MONITOR, Mataram – Risiko gagal panen makin disadari petani di berbagai daerah. Salah satunya di Kota Mataram, Nusa Tenggara Barat (NTB) hampir 67 persen dari 1.500 hektare lahan pertanian sudah masuk program Asuransi Usaha Tani Pangan (AUTP), sebagai langkah antisipasi kerugian saat gagal panen.
Menteri Pertanian (Mentan) Syahrul Yasin Limpo (SYL) mengatakan, program AUTP diharapkan dapat memberikan perlindungan terhadap resiko ketidakpastian iklim dengan menjamin petani mendapatkan modal kerja untuk berusaha tani dari klaim asuransi.
“Dari jaminan perlindungan ini maka petani dapat membiayai pertanaman di musim berikutnya,” ujar Mentan SYL, Kamis (3/12).
Risiko yang dijamin dalam AUTP meliputi banjir, kekeringan, serangan hama dan OPT. Hama pada tanaman padi antara lain, wereng coklat, penggerek batang, walang sangit, keong mas, tikus dan ulat grayak.
Sedangkan penyakit pada tanaman padi antara lain, tungro, penyakit blas, busuk batang, kerdil rumput, dan kerdil hampa. Serangan hama dan penyakit ini akan mengakibatkan kerusakan yang dapat mengakibatkan gagal panen sehingga petani akan mengalami kerugian.
“Waktu pendaftaran dapat dimulai paling lambat satu bulan sebelum musim tanam dimulai. Kelompok tani didampingi PPL dan UPTD kecamatan mengisi formulir pendaftaran sesuai dengan formulir yang telah disediakan,” ungkapnya.
Direktur Jenderal Prasarana dan Sarana Pertanian (PSP) Kementan Sarwo Edhy menambahkan, berdasarkan besaran biaya input usaha tani padi sebesar Rp 6 juta per Ha per musim tanam, yaitu sebesar Rp 180 ribu rupiah per Ha per musim tanam.
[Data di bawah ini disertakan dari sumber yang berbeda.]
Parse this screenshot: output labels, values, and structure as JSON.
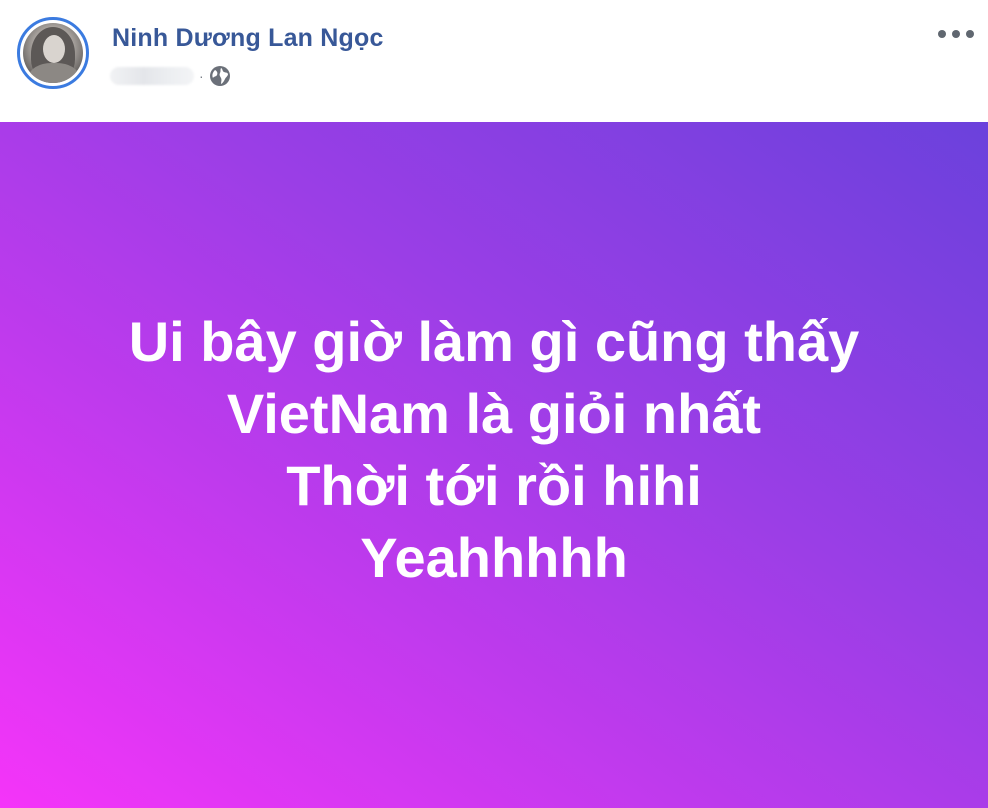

“Bantuan pemerintah saat ini sebesar 80% sebesar Rp 144 ribu per Ha per musim tanam, dan saat ini petani hanya membayar premi swadaya 20% proporsional, sebesar Rp 36 ribu rupiah per Ha per musim tanam,” beber Sarwo Edhy.
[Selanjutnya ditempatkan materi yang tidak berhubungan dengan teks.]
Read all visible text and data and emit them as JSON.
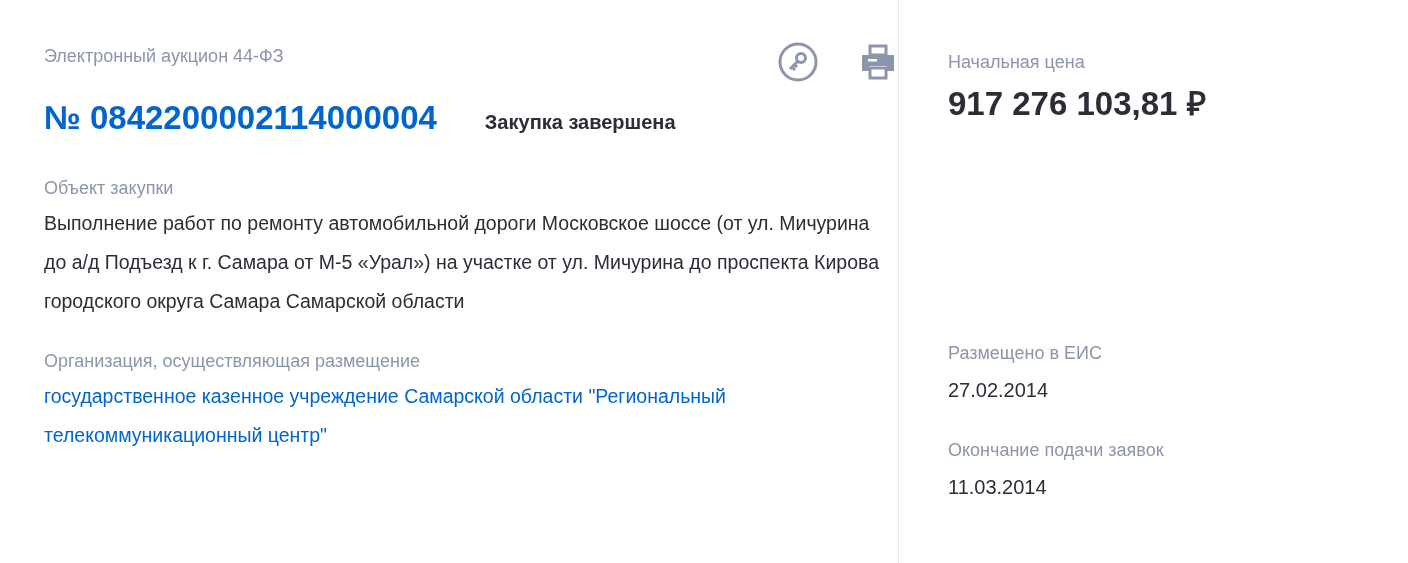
{
  "procurement": {
    "type": "Электронный аукцион 44-ФЗ",
    "number": "№ 0842200002114000004",
    "status": "Закупка завершена",
    "object_label": "Объект закупки",
    "object": "Выполнение работ по ремонту автомобильной дороги Московское шоссе (от ул. Мичурина до а/д Подъезд к г. Самара от М-5 «Урал») на участке от ул. Мичурина до проспекта Кирова городского округа Самара Самарской области",
    "organization_label": "Организация, осуществляющая размещение",
    "organization": "государственное казенное учреждение Самарской области \"Региональный телекоммуникационный центр\""
  },
  "price": {
    "label": "Начальная цена",
    "value": "917 276 103,81 ₽"
  },
  "dates": [
    {
      "label": "Размещено в ЕИС",
      "value": "27.02.2014"
    },
    {
      "label": "Окончание подачи заявок",
      "value": "11.03.2014"
    }
  ]
}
Kelompok tani membayar premi swadaya sebesar 20% proporsional sesuai luas area yang diasuransikan. Bukti transfernya akan diperoleh, untuk kemudian diserahkan kepada petugas asuransi yang akan mengeluarkan bukti asli pembayaran premi swadaya dan sertifikat asuransi kepada kelompok tani.
“Petani cukup mendaftarkan sawahnya saja sebelum masa tanam. Tapi asuransi ini khusus untuk petani yang menanam padi,” kata Sarwo Edhy.
Kepala Dinas Pertanian Kota Mataram Mutawalli mengatakan, beberapa alasan petani yang belum mengasuransikan lahannya antara lain, karena masih ada anggapan terkait dengan boleh dan tidaknya asuransi.
“Dari 1.500 hektare lahan pertanian di Mataram, sekitar 1.000 hektare atau hampir 67 persen sudah masuk AUTP. Sisanya, belum dengan berbagai alasan,” kata Mutawalli.
Selain itu, petani beralasan lahan mereka berada di zona aman sehingga menilai AUTP tidak ada manfaatnya, sebab selama ini mereka tidak pernah mengalami gagal panen.
“Lahan pertanian yang belum masuk AUTP tersebar se-Kota Mataram, tapi khusus untuk kawasan bagian Selatan kita wajibkan sebab kawasan itu menjadi daerah rawan puso,” sebutnya.
Dijelaskan, potensi lahan pertanian gagal panen cenderung terjadi pada lahan pertanian di bagian Selatan karena areal pertanian yang terendam saat musim hujan akibat kondisi wilayah yang berada di bagian hilir.
Sementara itu, potensi gagal panen akibat kekeringan di musim kemarau kemungkinannya sangat kecil meskipun di daerah hulu sebab kekeringan di Kota Mataram tidak seperti di daerah-daerah lain.
“Kendati musim kemarau, petani kita masih bisa menanam palawija apalagi kita juga melaksanakan program bantuan pembuatan sumur dangkal,” katanya.
Mutawalli menambahkan, AUTP sebagai antisipasi gagal panen, jadi petani diharapkan tidak enggan mengikuti programnya. Pasalnya, hanya dengan membayar Rp 36 ribu per hektare per sekali tanam, petani bisa mendapatkan Rp 6 juta per hektare ketika gagal panen.
“Apalagi, 80 persen petani yang ada di Mataram merupakan petani penggarap atau menyewa lahan dan hanya 20 persen petani yang memiliki lahan sendiri,” tandasnya.